While I can’t give an educated answer on the net good/bad of adopting ML for CSAM detection, I can at least speak about my personal viewpoint.

I am staunchly opposed to fully automating anything that has the potential to infringe on any person’s rights or freedoms. I think on that point, we both agree.

It’s possible that there are more companies using it, they’re just not saying it out in the open.

You can also be right in that maybe adoption is low at the moment.

But like I said, I think it’s just a matter of time. The ML technology from 3 years ago is already considered outdated, let alone 2010 tech. They’re even making ML that replaces the ML engineers…

@Chie is right. Even with humans scanning and eliminating the false positives, who will be looking for false negatives? That means real CSAM can easily sneak past. And when the vulnerabilities are known, criminals will find new and creative ways to avoid the ML scans.

This reminds me of the 10 billion false dmca notices that google receives every year. My theory is they designed the whole thing around pictures of little lupe and went from there, because they were all detected as regular porn and there’s a lot of people out there who still think she was underage.

I wonder how it would handle the results of children stock photos used for clothing products sold on Amazon, Aliexpress, Alibaba, Ebay, etc.

Children being forced into modeling is a thing that happens, unfortunately.
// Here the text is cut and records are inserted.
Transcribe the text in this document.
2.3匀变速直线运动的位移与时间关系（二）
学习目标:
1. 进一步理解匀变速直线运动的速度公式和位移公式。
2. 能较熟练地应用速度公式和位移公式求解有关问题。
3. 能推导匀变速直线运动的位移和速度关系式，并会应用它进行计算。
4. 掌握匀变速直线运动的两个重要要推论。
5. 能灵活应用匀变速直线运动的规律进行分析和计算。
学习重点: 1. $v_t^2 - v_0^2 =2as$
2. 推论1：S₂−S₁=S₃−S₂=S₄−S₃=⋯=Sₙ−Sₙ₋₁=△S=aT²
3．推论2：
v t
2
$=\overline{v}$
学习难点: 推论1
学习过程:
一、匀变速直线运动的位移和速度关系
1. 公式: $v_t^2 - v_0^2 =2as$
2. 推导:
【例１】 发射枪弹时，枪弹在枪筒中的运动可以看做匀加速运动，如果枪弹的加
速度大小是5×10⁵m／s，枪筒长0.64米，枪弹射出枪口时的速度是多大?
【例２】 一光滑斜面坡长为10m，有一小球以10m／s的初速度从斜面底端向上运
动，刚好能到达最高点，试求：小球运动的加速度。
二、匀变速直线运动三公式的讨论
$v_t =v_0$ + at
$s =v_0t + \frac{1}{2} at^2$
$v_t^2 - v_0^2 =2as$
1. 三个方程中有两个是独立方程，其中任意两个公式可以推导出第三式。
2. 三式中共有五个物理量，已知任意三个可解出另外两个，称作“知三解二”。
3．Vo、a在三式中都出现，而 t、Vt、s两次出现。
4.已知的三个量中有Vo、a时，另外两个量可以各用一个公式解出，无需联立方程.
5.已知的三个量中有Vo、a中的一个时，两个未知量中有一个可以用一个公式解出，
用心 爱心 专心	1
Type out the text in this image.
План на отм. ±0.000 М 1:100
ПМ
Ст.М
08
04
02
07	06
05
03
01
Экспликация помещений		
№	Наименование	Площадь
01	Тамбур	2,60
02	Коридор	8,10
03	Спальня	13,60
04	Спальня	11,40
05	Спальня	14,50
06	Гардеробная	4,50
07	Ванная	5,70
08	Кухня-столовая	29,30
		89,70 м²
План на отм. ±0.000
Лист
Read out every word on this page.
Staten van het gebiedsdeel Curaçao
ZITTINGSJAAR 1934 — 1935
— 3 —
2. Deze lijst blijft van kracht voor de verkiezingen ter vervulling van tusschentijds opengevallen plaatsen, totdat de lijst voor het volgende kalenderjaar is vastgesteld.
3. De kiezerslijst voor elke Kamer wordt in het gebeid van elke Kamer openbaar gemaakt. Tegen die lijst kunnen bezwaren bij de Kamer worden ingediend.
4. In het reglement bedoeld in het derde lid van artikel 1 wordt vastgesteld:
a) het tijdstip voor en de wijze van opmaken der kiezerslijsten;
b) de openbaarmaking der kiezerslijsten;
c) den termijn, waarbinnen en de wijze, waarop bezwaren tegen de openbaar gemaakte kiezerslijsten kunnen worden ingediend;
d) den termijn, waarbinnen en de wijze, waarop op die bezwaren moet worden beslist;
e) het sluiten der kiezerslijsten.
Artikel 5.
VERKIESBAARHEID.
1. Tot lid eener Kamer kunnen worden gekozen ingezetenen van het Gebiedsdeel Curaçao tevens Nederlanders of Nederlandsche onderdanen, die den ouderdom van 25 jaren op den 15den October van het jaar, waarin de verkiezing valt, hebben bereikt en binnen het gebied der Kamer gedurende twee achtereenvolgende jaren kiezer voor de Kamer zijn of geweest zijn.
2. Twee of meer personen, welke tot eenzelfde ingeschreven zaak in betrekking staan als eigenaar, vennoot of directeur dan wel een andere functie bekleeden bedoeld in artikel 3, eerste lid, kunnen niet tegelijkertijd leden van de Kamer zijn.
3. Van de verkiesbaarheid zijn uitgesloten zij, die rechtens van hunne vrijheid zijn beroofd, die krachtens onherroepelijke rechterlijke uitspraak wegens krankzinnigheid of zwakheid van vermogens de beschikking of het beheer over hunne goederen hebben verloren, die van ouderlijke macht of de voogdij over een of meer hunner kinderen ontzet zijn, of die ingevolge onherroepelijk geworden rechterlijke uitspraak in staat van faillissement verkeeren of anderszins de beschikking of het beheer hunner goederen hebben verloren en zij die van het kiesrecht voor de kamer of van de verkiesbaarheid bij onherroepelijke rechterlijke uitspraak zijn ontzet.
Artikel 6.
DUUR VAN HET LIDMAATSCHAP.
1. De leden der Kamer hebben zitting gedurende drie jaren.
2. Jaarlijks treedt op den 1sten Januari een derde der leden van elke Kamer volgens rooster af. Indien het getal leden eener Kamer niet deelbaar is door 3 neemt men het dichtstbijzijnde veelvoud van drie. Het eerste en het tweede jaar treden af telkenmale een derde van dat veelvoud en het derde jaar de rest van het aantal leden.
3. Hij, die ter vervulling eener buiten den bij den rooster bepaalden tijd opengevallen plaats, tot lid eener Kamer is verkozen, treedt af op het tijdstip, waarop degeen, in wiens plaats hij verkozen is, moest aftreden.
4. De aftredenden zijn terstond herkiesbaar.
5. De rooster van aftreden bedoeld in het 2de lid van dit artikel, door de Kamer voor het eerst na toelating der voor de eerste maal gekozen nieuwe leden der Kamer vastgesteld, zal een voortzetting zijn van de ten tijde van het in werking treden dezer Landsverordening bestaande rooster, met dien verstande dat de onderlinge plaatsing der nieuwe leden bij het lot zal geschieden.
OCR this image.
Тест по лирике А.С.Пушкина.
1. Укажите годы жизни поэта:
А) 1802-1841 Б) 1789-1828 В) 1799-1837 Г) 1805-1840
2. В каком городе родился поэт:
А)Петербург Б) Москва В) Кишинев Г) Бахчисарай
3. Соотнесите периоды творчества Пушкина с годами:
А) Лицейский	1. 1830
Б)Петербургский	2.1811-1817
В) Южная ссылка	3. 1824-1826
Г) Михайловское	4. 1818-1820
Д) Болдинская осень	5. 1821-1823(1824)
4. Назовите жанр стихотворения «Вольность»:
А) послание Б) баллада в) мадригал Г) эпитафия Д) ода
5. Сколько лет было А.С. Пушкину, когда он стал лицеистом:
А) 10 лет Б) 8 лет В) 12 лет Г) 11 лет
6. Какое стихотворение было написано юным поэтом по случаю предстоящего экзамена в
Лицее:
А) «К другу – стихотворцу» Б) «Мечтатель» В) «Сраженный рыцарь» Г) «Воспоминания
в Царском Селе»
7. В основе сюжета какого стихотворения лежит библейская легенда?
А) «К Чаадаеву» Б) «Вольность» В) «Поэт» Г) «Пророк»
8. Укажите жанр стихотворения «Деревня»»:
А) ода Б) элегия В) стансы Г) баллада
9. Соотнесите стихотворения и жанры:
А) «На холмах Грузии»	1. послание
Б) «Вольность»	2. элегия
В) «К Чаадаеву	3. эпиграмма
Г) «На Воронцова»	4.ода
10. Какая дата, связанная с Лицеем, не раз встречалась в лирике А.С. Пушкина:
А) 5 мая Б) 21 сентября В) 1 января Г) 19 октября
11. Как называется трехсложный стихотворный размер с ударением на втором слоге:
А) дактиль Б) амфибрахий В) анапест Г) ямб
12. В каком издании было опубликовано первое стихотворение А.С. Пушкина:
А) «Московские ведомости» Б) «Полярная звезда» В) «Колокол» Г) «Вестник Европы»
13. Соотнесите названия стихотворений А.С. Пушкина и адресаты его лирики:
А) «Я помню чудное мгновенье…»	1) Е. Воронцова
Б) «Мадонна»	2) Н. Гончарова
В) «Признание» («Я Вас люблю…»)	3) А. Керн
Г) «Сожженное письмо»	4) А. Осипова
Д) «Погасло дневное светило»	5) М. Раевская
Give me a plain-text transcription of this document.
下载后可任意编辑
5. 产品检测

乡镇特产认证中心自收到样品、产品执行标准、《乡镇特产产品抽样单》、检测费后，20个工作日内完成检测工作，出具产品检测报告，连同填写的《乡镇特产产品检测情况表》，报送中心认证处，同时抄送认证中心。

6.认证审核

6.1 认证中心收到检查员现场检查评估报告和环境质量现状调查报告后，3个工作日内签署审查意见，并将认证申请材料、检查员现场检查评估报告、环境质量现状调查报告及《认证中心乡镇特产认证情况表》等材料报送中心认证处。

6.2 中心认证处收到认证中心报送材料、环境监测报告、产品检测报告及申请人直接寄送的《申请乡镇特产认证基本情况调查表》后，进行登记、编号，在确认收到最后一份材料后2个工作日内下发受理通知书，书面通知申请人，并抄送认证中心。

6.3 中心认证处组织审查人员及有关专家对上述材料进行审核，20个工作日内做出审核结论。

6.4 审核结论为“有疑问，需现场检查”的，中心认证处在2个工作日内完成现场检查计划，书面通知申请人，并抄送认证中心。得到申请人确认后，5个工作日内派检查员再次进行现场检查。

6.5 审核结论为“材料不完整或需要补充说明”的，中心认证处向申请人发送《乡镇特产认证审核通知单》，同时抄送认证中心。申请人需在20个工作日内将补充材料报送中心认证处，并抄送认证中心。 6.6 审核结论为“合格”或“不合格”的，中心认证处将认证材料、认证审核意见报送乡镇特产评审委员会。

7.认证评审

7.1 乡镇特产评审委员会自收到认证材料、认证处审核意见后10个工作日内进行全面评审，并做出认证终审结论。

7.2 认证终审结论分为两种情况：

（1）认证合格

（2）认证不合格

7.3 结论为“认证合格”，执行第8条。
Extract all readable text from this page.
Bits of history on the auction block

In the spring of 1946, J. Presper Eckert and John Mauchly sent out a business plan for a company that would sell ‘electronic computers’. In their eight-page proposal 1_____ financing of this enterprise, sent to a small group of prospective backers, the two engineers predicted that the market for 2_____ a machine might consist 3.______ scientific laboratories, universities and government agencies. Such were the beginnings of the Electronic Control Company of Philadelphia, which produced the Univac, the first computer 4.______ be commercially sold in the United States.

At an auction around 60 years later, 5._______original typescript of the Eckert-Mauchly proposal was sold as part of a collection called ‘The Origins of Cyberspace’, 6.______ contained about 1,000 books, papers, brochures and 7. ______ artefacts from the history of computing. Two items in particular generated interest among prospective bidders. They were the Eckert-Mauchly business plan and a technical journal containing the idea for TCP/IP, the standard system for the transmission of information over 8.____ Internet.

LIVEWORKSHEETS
But it is not easy to know. What is done about such cases? What is done about the typical parent (or doll enthusiast) just browsing and shopping for clothes coming across some scantily clothed models on occasion, such as mermaid costumes, anime/cartoon costumes, swimwear, and sleepwear, that depict a child model. I wonder.

I think this is something that should be handled on a case-by-case basis under several educated human observers, rather than automation.

I’m pretty sure almost all of my dolls would fall under Child, even the bustier ones with youthful faces, and even though none of the dolls are actually a child. This system is already flawed by that notion alone that it cannot distinguish a sculpture from a human (nor do I expect it to). I won’t bother using it.